Following the oil shocks of 1973 and ’79, OPEC was able to control the market and keep prices high. When high prices of oil caused recessions in the US and Europe, demand fell and prices collapsed back to about $9 bbl, falling form highs of over $30 bbl. The OPEC nations agreed that reserves would dictate production quotas and within a year (1985) Venezuela, Iraq, Iran and the United Arab Emirates doubled their reserve estimates. Abu Dubai tripled theirs, and Saudi Arabia increased their reserves estimate by 50%. [1]
Furthermore, in many of the estimates put together by organizations such as the United States Geological Survey, Petroconsultants of Geneva, and others, these reserve estimates have not changed since 1985, even though 20 years of oil production has occurred since then.

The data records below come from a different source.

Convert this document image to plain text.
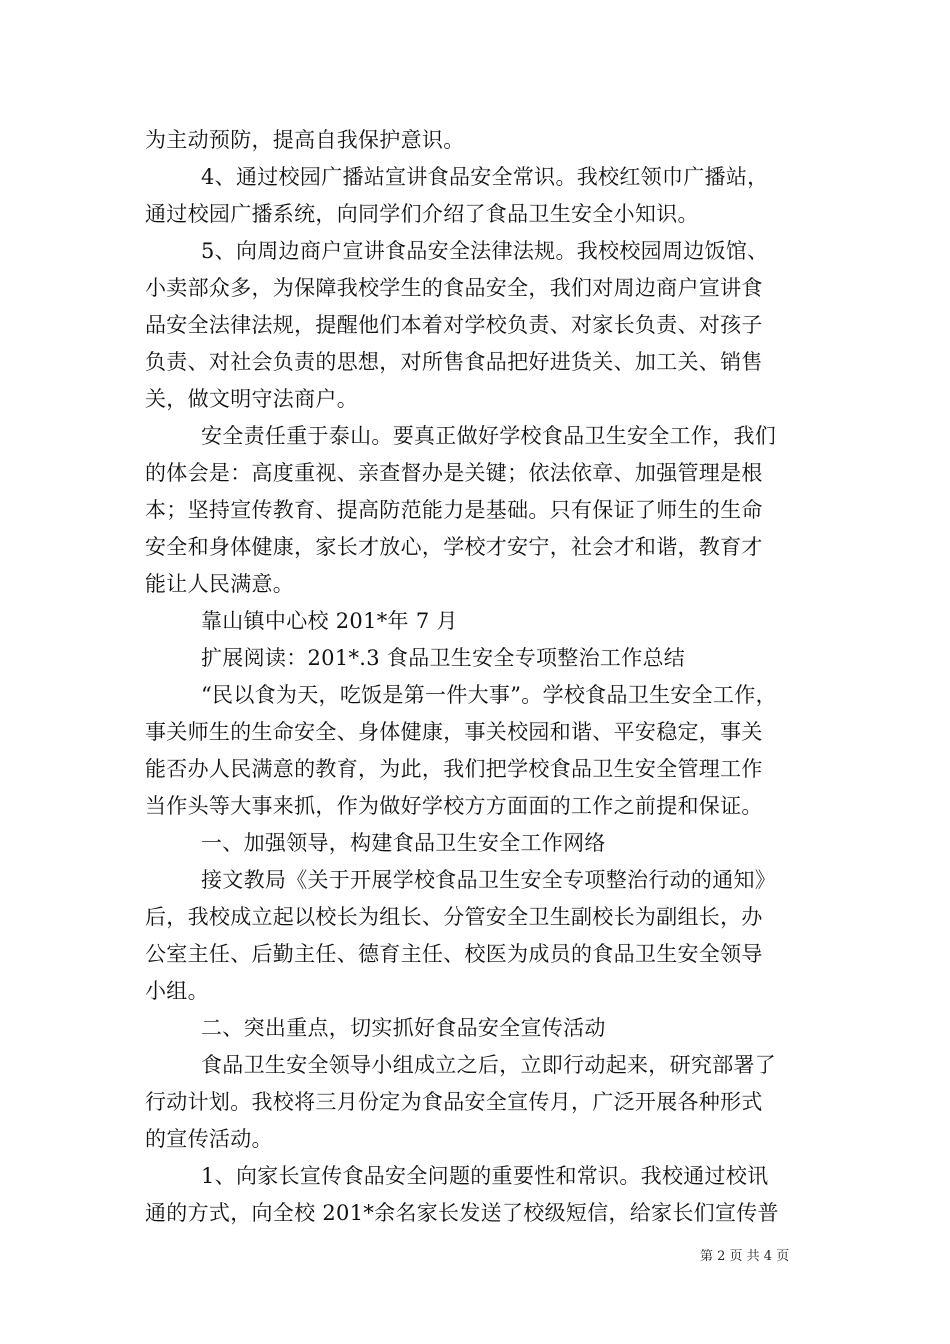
为主动预防，提高自我保护意识。
4、通过校园广播站宣讲食品安全常识。我校红领巾广播站，
通过校园广播系统，向同学们介绍了食品卫生安全小知识。
5、向周边商户宣讲食品安全法律法规。我校校园周边饭馆、
小卖部众多，为保障我校学生的食品安全，我们对周边商户宣讲食
品安全法律法规，提醒他们本着对学校负责、对家长负责、对孩子
负责、对社会负责的思想，对所售食品把好进货关、加工关、销售
关，做文明守法商户。
安全责任重于泰山。要真正做好学校食品卫生安全工作，我们
的体会是：高度重视、亲查督办是关键；依法依章、加强管理是根
本；坚持宣传教育、提高防范能力是基础。只有保证了师生的生命
安全和身体健康，家长才放心，学校才安宁，社会才和谐，教育才
能让人民满意。
靠山镇中心校 201*年 7 月
扩展阅读：201*.3 食品卫生安全专项整治工作总结
“民以食为天，吃饭是第一件大事”。学校食品卫生安全工作，
事关师生的生命安全、身体健康，事关校园和谐、平安稳定，事关
能否办人民满意的教育，为此，我们把学校食品卫生安全管理工作
当作头等大事来抓，作为做好学校方方面面的工作之前提和保证。
一、加强领导，构建食品卫生安全工作网络
接文教局《关于开展学校食品卫生安全专项整治行动的通知》
后，我校成立起以校长为组长、分管安全卫生副校长为副组长，办
公室主任、后勤主任、德育主任、校医为成员的食品卫生安全领导
小组。
二、突出重点，切实抓好食品安全宣传活动
食品卫生安全领导小组成立之后，立即行动起来，研究部署了
行动计划。我校将三月份定为食品安全宣传月，广泛开展各种形式
的宣传活动。
1、向家长宣传食品安全问题的重要性和常识。我校通过校讯
通的方式，向全校 201*余名家长发送了校级短信，给家长们宣传普
第 2 页 共 4 页
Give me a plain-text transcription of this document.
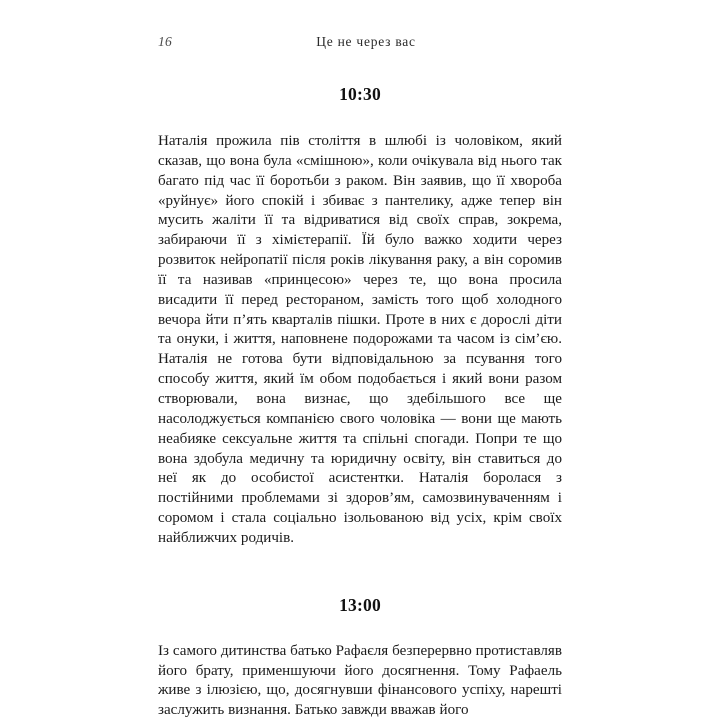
16	Це не через вас

10:30

Наталія прожила пів століття в шлюбі із чоловіком, який сказав, що вона була «смішною», коли очікувала від нього так багато під час її боротьби з раком. Він заявив, що її хвороба «руйнує» його спокій і збиває з пантелику, адже тепер він мусить жаліти її та відриватися від своїх справ, зокрема, забираючи її з хімієтерапії. Їй було важко ходити через розвиток нейропатії після років лікування раку, а він соромив її та називав «принцесою» через те, що вона просила висадити її перед рестораном, замість того щоб холодного вечора йти п’ять кварталів пішки. Проте в них є дорослі діти та онуки, і життя, наповнене подорожами та часом із сім’єю. Наталія не готова бути відповідальною за псування того способу життя, який їм обом подобається і який вони разом створювали, вона визнає, що здебільшого все ще насолоджується компанією свого чоловіка — вони ще мають неабияке сексуальне життя та спільні спогади. Попри те що вона здобула медичну та юридичну освіту, він ставиться до неї як до особистої асистентки. Наталія боролася з постійними проблемами зі здоров’ям, самозвинуваченням і соромом і стала соціально ізольованою від усіх, крім своїх найближчих родичів.

13:00

Із самого дитинства батько Рафаєля безперервно протиставляв його брату, применшуючи його досягнення. Тому Рафаель живе з ілюзією, що, досягнувши фінансового успіху, нарешті заслужить визнання. Батько завжди вважав його
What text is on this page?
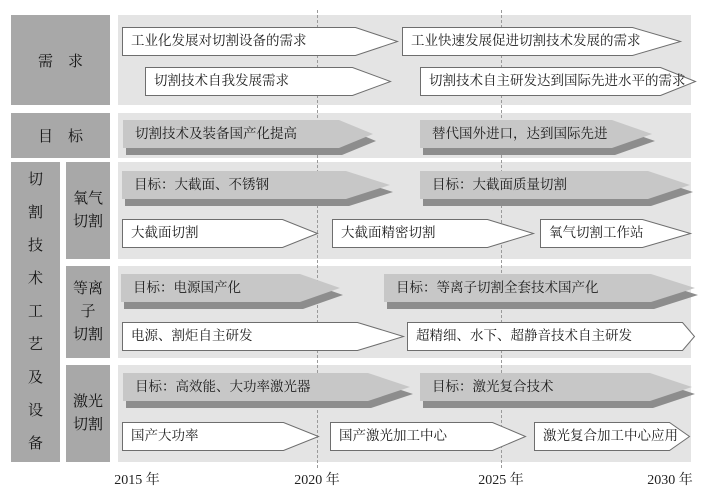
需　求
目　标
切割技术工艺及设备
氧气
切割
等离子
切割
激光
切割
工业化发展对切割设备的需求	工业快速发展促进切割技术发展的需求
切割技术自我发展需求	切割技术自主研发达到国际先进水平的需求
切割技术及装备国产化提高	替代国外进口，达到国际先进
目标：大截面、不锈钢	目标：大截面质量切割
大截面切割	大截面精密切割	氧气切割工作站
目标：电源国产化	目标：等离子切割全套技术国产化
电源、割炬自主研发	超精细、水下、超静音技术自主研发
目标：高效能、大功率激光器	目标：激光复合技术
国产大功率	国产激光加工中心	激光复合加工中心应用
2015 年	2020 年	2025 年	2030 年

Colin Campbell, Jean Leherrere and other people who are trying to figure out how much conventional oil is left in the known fields estimate the production since these reserves were published, and the veracity of the original claims, given that there was a very large incentive to inflate reserves to increase shares of production quotas. Their best estimates are that we are very close to having produced 50% of the known reserves of conventional oil. As this point approaches, production becomes more expensive on the second half of these reserves.
Geology
Oil exploration has covered most of the terrestrial globe. Oil geologists are able to look at geology and pinpoint with a high degree of accuracy the formations or “plays” oil is likely to reside. Offshore explorations have covered much of the continental shelves, and the only area on earth left for large scale exploration is deep ocean, which is inherently more expensive to produce.
Discoveries
The chart below shows discoveries of major oil fields by decade since the 1930’s.
While it is likely that there is oil yet to be discovered and in areas that are accessible, the steep declines in discoveries since the 1960’s means that production from these major fields is greater than the discovery of new fields.
Stuart McGill, Senior Vice President of ExxonMobil, noted that world demand for oil and gas is expected to increase by 1.7 percent per year, while the world's oil and gas fields on average are declining in production at a rate of 4 to 6 percent per year. This base decline, coupled with the growing demand for oil and gas, means that the amount of new daily production needed in 2020 is nearly equivalent to replacing all of today's daily production.
If this is a case of Never Cry Wolf, there was a real wolf in that story. If we make our country and Alaska more energy efficient, and peak oil is not happening soon, we increase our competitiveness, reduce our carbon dioxide output and decrease the warming our scientists say is taking place, especially in the arctic. If we fail to increase our efficiency, and peak oil happens this year or next, with prices rising dramatically as many predict, we are in for some tough times indeed.